As previously reported20,22, we used 4-μm-thick sections of formalin-fixed, paraffin-embedded tissues. The tissue sections were mounted on glass slides and incubated with an anti-PD-L1 rabbit monoclonal antibody (clone D3; Cell Signaling Technology, Danvers, MA) using BenchMark ULTRA (Ventana Automated Systems, Inc., Tucson, AZ). Briefly, each slide was heat-treated using Ventana’s cell conditioning solution (CC1) for 30 min and incubated with the PD-L1 antibody for 30 min. The automated system used the ultraVIEW DAB detection kit with 3,3′ diaminobenzidine (DAB) as the chromogen. Mouse monoclonal human PD-L2 (1:200, Clone 176,611; R&D systems) antibody was used after treatment with proteinase K (Agilent/Dako, CA, USA) for 5 min, after which the antibody was added and incubated for 30 min23. This automated system used a refined polymer detection system (Leica Microsystems, Newcastle, UK) with HRP (Horseradish peroxidase)-polymer bound to an anti-mouse secondary antibody, using 3,3′ diaminobenzidine (DAB) as the chromogen. Immunostaining for HLA-class I (EMR8-5; ab70328; Abcam, Cambridge, England) and CD8 (Leica Microsystems, Newcastle-upon-Tyne, UK) was performed on the fully automated Bond-III system. Briefly, each slide was treated using the heat-induced epitope retrieval solution 2 for 10 min at 99 °C, before being incubated with the primary antibody for 30 min at room temperature. This was followed by incubation with the secondary antibody for 30 min at room temperature.

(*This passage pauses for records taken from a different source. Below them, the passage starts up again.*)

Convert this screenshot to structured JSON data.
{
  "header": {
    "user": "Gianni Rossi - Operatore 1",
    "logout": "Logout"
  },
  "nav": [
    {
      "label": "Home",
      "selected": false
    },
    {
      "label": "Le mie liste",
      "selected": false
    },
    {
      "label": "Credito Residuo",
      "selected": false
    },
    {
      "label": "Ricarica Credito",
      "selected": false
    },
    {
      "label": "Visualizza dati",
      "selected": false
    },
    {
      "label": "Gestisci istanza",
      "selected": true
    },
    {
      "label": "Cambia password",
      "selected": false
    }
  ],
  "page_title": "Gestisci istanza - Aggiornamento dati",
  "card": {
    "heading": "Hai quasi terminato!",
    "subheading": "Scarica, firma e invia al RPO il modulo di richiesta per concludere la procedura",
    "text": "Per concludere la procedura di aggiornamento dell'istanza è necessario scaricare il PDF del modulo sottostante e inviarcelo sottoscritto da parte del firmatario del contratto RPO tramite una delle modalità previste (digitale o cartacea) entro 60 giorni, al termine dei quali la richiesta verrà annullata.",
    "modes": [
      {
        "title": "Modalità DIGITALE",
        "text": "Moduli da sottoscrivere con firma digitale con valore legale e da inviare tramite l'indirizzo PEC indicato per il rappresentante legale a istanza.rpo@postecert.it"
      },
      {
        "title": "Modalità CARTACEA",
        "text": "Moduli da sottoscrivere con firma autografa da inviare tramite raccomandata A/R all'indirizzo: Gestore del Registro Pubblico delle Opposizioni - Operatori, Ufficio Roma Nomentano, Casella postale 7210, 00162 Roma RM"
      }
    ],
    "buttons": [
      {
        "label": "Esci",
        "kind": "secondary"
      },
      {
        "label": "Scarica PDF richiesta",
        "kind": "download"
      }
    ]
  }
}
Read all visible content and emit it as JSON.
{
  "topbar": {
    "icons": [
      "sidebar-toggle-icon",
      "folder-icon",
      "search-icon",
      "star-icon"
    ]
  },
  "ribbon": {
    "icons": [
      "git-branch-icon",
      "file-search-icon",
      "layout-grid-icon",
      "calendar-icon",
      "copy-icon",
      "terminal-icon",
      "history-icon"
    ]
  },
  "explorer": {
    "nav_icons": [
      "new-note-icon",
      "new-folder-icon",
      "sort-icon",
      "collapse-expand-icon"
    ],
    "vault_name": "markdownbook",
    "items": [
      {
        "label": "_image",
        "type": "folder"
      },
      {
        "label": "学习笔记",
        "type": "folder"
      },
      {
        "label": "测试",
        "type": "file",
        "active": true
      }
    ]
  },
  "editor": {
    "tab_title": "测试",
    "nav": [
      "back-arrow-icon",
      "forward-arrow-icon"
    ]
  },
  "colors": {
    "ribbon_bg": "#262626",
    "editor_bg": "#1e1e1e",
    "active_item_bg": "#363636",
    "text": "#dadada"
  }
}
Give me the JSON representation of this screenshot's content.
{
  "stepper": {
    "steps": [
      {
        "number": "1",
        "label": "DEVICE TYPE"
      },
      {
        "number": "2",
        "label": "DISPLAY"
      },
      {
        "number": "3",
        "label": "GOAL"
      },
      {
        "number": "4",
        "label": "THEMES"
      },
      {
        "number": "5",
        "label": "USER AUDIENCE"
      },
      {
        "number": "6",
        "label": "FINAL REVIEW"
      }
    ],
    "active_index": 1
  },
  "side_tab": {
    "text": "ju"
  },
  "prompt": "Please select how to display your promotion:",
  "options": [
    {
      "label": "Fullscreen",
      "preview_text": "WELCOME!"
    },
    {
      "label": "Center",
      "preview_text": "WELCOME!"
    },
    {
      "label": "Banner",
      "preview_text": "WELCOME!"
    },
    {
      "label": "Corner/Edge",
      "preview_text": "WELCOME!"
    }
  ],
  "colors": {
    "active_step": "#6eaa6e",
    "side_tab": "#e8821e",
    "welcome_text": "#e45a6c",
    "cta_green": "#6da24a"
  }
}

All IHC findings were evaluated by two experienced pathologists (A.K. and J.A.) who were unaware of the patients’ conditions. Any disagreement between the pathologists was resolved by a joint review to obtain a single consensus category. As previously reported24, the expression of PD-L1 (TC-PD-L1) and PD-L2 (TC-PD-L2) on tumor cells was evaluated using a defined tumor proportion score. The expression of PD-L1 (IC-PD-L1) and PD-L2 (IC-PD-L2) on immune cells (lymphocytes or macrophages) in the stroma occupying the tumor were assessed using the mononuclear immune cell density score. Furthermore, CD8+TILs were counted in five high-magnification fields of view (magnification: 40×), and these averages were assessed.

Statistical analysis

Correlations between the changes to immune parameters in the local lesions before and after (C)RT were analyzed using a Wilcoxon signed-rank test. Disease-specific survival (DSS) and OS were calculated from the date of initial treatment after local recurrence to the date of death due to cancer or any cause, respectively. The Kaplan–Meier method was used to assess patient survival curves, and the log-rank test was used to evaluate the differences between groups. All tests were two-sided, and the differences were considered statistically significant at p < 0.05. Statistical analyses were performed using JMP Pro 14 statistical software (SAS Institute, Cary, NC).